Ich glaube auch, dass wir – es ist gesagt worden – in Deutschland nicht zu wenig Geld im Bereich Soziales und im Bereich Familienförderung haben. Das ist nicht der Fall.

Frau Huth-Haage, Sie haben auch gefragt, warum so viele Maßnahmen usw. bei der guten Lage alle nicht greifen. Es ist nicht so, dass zu wenig da ist, es ist nur nicht richtig verteilt. Wir haben das Problem, dass zum Beispiel bei unseren familienfördernden Maßnahmen eine aktuelle Studie der Böll-Stiftung zeigt, dass Kinder in reichen Familien von den Maßnahmen des Staates sogar stärker profitieren als Kinder in armen Familien. Da läuft etwas schief. Wir sehen, dass von der guten Lage am Arbeitsmarkt insbesondere auch die profitieren, die schon vorher ganz gute Arbeitsverhältnisse hatten und gerade Alleinerziehende, oftmals Frauen, zwar in Arbeit sind, aber oft in Jobs, die nicht so gut bezahlt sind, dass sie dann sozusagen aus der Armutsfalle herauskommen, und vor allem das Thema Altersarmut immer mehr zunimmt.

Deswegen glaube ich, es muss der Grundsatz gelten, dass jedes Kind uns gleich viel wert ist. Ich finde es nicht in Ordnung, dass bei uns zum Beispiel die steuerliche Förderung eines Kindes eigentlich davon abhängt, in welcher Familiensituation dieses Kind lebt, ob die Eltern einen Trauschein haben oder nicht oder ob sie alleinerziehend sind. Ich finde, die Kinder- und Familienförderung auch im Steuerrecht – da sind wir uns einig – muss Familien entlasten. Sie muss aber nach dem Grundsatz gelten, dass jedes Kind uns gleich viel wert ist und bei der steuerlichen Förderung der Familien die Zahl der Kinder entscheiden muss und nicht der Trauschein, meine Damen und Herren.

(Beifall des BÜNDNIS 90/DIE GRÜNEN und vereinzelt bei SPD und FDP)

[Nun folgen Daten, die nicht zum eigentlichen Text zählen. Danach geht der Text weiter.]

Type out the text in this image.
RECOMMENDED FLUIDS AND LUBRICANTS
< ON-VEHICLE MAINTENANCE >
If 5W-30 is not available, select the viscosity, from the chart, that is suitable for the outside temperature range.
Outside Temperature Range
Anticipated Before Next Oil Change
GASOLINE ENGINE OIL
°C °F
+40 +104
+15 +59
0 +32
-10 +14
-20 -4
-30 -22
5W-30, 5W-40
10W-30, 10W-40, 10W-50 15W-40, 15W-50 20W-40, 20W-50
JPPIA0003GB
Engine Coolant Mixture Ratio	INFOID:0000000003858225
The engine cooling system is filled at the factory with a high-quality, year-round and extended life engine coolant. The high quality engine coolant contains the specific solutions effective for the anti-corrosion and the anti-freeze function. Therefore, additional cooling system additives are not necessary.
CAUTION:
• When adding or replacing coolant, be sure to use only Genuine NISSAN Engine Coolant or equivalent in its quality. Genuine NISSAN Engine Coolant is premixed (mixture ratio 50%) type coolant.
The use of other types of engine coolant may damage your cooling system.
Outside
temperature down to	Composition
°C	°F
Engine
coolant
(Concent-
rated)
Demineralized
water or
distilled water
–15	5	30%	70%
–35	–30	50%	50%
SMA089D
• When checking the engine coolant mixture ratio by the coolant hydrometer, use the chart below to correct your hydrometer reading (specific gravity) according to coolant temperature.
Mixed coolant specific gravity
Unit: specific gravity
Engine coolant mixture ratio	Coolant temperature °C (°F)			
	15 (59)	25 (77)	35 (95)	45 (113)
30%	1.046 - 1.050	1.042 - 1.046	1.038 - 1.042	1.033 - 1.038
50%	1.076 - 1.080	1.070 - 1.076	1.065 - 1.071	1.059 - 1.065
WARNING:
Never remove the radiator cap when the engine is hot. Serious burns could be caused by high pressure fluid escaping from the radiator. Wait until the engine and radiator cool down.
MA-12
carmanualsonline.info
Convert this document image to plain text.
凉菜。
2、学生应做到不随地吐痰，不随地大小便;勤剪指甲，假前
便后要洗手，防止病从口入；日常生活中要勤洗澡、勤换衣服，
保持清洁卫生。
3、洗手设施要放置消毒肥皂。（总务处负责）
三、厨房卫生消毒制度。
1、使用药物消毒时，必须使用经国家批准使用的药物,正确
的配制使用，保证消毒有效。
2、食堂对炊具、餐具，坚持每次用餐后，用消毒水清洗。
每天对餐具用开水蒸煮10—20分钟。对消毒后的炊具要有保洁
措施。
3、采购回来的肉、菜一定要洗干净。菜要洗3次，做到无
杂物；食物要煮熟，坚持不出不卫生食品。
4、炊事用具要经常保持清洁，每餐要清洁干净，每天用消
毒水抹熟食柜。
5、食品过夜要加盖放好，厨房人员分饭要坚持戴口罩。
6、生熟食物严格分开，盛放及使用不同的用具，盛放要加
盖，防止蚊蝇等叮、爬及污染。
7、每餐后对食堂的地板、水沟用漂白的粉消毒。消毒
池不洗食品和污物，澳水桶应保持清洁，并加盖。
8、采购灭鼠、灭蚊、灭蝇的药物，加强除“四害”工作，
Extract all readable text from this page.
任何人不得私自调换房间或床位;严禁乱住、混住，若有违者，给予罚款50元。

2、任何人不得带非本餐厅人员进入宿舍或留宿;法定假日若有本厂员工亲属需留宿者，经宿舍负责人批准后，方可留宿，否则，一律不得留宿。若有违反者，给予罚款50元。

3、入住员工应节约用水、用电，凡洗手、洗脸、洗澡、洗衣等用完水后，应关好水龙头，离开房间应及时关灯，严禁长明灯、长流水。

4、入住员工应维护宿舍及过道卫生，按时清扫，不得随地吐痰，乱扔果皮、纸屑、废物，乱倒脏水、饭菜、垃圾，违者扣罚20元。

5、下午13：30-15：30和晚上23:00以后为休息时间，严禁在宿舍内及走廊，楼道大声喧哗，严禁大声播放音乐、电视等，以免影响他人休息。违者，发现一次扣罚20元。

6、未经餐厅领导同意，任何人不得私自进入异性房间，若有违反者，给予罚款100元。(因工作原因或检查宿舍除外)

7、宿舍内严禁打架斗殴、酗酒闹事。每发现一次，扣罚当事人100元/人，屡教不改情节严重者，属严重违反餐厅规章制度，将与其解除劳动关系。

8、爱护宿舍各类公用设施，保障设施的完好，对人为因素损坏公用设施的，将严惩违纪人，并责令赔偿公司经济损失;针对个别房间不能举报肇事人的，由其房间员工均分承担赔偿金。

Was hat die Bundesregierung denn gemacht? Problem erkannt, und heute hören wir, dass sich die Große Koalition auf Bundesebene dazu entscheidet, das Kindergeld um 2 Euro zu erhöhen. Um 2 Euro! Meine Damen und Herren, damit lösen wir nun wirklich nicht die finanziellen Probleme der Familien.

Ich kann mir gut vorstellen, dass wir darüber diskutieren müssen, ob wir nicht in eine Kindergrundsicherung einsteigen, die armutsfest jeder Familie, jedem Kind den gleichen Betrag gibt, der über dem heutigen SGB-II-Regelsatz liegt. In der Diskussion werden wir auch weiterhin miteinander sprechen müssen, sowohl im Ausschuss oder in der Anhörung als auch auf anderen Ebenen.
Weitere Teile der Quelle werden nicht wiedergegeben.